Saturday, December 29, 2012

How Technology and Brain Science Will Transform Business and Educaton

Sharing a few personal highlights from Cathy Davidson's Now You See It:  How Technology and Brain Science Will Transform Schools and Business for the 21st Century.

When we encounter a mismatch between our values and some new experience, we have a choice to either hold on to our values against all the evidence, to insist they are right or natural no matter what; or we can rethink them and even reject them, a process that can be smooth or traumatic, partial or complete. In any case, this process is a key component of the science of attention

To live is to be in a constant state of adjustment. We can change by accident—because we have to, because life throws us a curveball. But we can also train ourselves to be aware of our own neural processing—repetition, selection, mirroring—and arrange our lives so we have the tools and the partners we need to help us to see what we might miss on our own

The Internet is here to stay. Are we teaching them in a way that will prepare them for a world of learning and for human relationships in which they interweave their interests into the vast, decentralized, yet entirely interconnected content online?

Crowdsourced thinking is very different from credentialing, or relying on top-down expertise. If anything, crowdsourcing is suspicious of expertise, because the more expert we are, the more likely we are to be limited in what we even conceive to be the problem, let alone the answer

No matter how expert we are, no matter how brilliant, we can improve, we can learn, by sharing insights and working together collectively

The real issue isn’t that our schools are too challenging. It’s the opposite. Among the top quartile of high school students, the most frequent complaint and cause of disaffection from schooling is boredom and lack of rigor. That also happens to be true among the lowest group, for whom low expectations lead to low motivation

To be prepared for jobs that have a real future in the digital economy, one needs an emphasis on creative thinking, at all levels. By this I mean the kind of thinking that cannot be computerized and automated. This creative thinking requires attention to surprise, anomaly, difference, and disruption, and an ability to switch focus, depending on what individual, unpredictable problems might arise. Perhaps surprisingly, these noncomputational jobs, impervious to automation, occur at all levels across the blue-collar and white-collar spectrum

Intrinsic to inquiry-based learning, there’s a “gamer disposition,” which is to say a real commitment to learning that goes far beyond school to the cultivation of “risk-taking, critical reflection, collaboration, meaning creation, non-linear navigation, problem solving and problem definition, and innovation.”

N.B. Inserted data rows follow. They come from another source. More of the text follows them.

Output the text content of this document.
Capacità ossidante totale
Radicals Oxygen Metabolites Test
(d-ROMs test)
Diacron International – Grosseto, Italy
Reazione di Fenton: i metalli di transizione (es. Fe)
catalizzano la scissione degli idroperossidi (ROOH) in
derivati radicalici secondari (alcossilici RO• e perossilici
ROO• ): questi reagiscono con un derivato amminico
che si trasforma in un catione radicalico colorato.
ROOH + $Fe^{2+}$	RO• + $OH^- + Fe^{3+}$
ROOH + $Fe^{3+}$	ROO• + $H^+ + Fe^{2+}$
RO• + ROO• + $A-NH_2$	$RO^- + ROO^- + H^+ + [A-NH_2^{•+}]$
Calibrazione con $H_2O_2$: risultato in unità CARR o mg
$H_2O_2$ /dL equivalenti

Collaboration by difference is an antidote to attention blindness. It signifies that the complex and interconnected problems of our time cannot be solved by anyone alone and that those who think they can act in an entirely focused, solitary fashion are undoubtedly missing the main point that is right there in front of them, thumping its chest and staring them in the face

We need to measure practical, real-world skills, such as how to focus attention through project and time management. There is no punch clock in do-it-yourself culture, so where do kids learn how to manage themselves?